Als Ministerpräsident würde er sich vor allem um die finanziell angeschlagenen Kommunen kümmern, verkündete der Kandidat, der mit dieser Aussage vor allem in den von staatlichen Sparmaßnahmen gebeutelten Gemeinden große Aufmerksamkeit findet. Rund 30 Prozent der Delegiertenstimmen will Vettermann am Sonnabend auf sich vereinen. In Umfragen geben ihm die Sachsen sogar knapp 36 Prozent. Trotzdem besteht für Landeschef Milbradt wohl keine Gefahr. Der hat die plötzlich auftauchende Konkurrenz aus Zwickau daher auch ruhig aufgenommen, den Mitbewerber nach dessen ersten Äußerungen allerdings zu einer fairen Auseinandersetzung aufgefordert.

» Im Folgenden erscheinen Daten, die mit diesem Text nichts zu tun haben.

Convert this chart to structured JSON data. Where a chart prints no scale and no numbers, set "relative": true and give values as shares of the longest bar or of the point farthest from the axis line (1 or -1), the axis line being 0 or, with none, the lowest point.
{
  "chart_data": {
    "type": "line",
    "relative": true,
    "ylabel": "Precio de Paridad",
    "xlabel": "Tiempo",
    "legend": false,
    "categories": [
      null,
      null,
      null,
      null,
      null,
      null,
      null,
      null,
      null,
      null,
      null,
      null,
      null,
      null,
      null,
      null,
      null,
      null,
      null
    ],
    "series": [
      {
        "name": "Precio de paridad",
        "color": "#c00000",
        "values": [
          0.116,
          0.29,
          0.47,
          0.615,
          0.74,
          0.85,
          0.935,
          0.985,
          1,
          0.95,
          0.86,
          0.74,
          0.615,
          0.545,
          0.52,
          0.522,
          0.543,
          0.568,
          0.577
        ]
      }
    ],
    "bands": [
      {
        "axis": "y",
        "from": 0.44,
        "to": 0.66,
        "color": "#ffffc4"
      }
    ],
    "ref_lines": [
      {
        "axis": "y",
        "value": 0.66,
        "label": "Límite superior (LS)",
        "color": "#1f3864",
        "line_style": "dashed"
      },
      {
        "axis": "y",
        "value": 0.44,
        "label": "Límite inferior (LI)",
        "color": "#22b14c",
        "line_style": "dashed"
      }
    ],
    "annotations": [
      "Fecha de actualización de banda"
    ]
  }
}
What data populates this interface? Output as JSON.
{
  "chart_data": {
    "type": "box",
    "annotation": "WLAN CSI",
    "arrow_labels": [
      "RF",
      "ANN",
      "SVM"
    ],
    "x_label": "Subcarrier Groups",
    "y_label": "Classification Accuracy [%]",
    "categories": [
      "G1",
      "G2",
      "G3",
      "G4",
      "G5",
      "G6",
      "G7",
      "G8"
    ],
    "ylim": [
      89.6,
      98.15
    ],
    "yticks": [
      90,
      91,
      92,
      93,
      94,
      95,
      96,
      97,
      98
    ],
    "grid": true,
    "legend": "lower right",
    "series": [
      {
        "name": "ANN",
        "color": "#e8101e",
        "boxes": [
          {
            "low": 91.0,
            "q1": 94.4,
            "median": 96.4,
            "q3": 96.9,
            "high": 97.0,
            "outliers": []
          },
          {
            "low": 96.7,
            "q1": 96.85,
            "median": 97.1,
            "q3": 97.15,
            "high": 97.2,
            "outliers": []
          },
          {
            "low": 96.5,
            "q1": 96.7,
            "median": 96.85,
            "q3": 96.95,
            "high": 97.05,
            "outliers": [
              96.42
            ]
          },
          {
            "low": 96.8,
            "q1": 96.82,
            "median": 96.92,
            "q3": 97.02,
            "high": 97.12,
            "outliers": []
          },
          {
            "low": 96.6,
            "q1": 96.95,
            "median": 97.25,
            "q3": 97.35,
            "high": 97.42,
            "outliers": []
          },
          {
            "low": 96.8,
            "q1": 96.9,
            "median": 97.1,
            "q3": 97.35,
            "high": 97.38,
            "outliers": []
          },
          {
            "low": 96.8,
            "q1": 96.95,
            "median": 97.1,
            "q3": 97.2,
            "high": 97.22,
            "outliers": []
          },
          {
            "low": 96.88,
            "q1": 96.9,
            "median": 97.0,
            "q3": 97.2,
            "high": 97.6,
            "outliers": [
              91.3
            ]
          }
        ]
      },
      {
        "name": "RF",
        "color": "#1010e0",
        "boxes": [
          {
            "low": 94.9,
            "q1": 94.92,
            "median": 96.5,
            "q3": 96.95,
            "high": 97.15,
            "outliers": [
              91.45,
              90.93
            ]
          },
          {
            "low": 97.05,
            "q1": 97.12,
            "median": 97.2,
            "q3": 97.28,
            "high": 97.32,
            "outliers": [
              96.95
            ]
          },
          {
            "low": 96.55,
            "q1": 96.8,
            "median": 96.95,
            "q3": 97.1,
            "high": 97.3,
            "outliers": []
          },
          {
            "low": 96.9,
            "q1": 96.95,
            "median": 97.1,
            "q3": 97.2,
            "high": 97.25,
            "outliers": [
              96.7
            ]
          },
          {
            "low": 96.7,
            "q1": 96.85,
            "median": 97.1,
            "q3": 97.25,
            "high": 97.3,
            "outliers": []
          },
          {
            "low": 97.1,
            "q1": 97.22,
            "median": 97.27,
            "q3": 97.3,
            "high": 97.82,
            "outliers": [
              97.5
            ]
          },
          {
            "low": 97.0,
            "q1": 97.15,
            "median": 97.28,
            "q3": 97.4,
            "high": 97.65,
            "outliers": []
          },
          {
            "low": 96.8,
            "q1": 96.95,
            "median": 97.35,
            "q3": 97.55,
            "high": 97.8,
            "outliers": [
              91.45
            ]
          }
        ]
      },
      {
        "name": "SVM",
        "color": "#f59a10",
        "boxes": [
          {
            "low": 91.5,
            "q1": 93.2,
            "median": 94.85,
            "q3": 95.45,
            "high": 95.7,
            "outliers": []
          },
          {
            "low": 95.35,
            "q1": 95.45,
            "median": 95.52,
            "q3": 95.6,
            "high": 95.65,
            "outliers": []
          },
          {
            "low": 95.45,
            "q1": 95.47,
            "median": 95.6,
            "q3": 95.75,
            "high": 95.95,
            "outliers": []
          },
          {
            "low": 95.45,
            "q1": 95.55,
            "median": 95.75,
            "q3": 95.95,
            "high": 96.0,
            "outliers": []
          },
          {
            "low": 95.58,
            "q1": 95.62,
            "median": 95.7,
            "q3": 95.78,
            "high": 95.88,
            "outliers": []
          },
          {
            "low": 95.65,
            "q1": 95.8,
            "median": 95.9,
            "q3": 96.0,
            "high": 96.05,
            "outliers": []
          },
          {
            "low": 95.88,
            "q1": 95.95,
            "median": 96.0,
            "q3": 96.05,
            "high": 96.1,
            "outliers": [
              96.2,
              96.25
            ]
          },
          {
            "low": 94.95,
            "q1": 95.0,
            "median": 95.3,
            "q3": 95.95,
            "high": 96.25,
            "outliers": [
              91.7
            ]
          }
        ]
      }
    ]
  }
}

Wesentlich beunruhigter zeigt sich dagegen die Bundes-CDU. Vor der Gefahr eines „politischen Harakiri“ der sächsischen Union warnte bereits der Schweriner Eckhardt Rehberg, Ost-Berater des CDU/CSU-Kanzlerkandidaten Edmund Stoiber, mit Blick auf zurückliegende Niederlagen in Rheinland-Pfalz und Niedersachsen. Auch der Bundestagsabgeordnete und frühere Umweltminister Arnold Vaatz fürchtet, daß die Querelen sich negativ auf die sächsischen Ergebnisse der Union bei den Bundestagswahlen im Herbst auswirken könnten.

Und der Vorsitzende des CDU-Kreisverbandes Zwickau-Werdau, Michael Luther, wettert („Schnapsidee“) schon deswegen gegen Vettermann, weil er für seine knapp erreichte Nominierung im Landesvorstand für Platz eins der Landesliste für die Bundestagswahl am Sonnabend die Rückendeckung Milbradts benötigt. Dann entscheiden die Delegierten.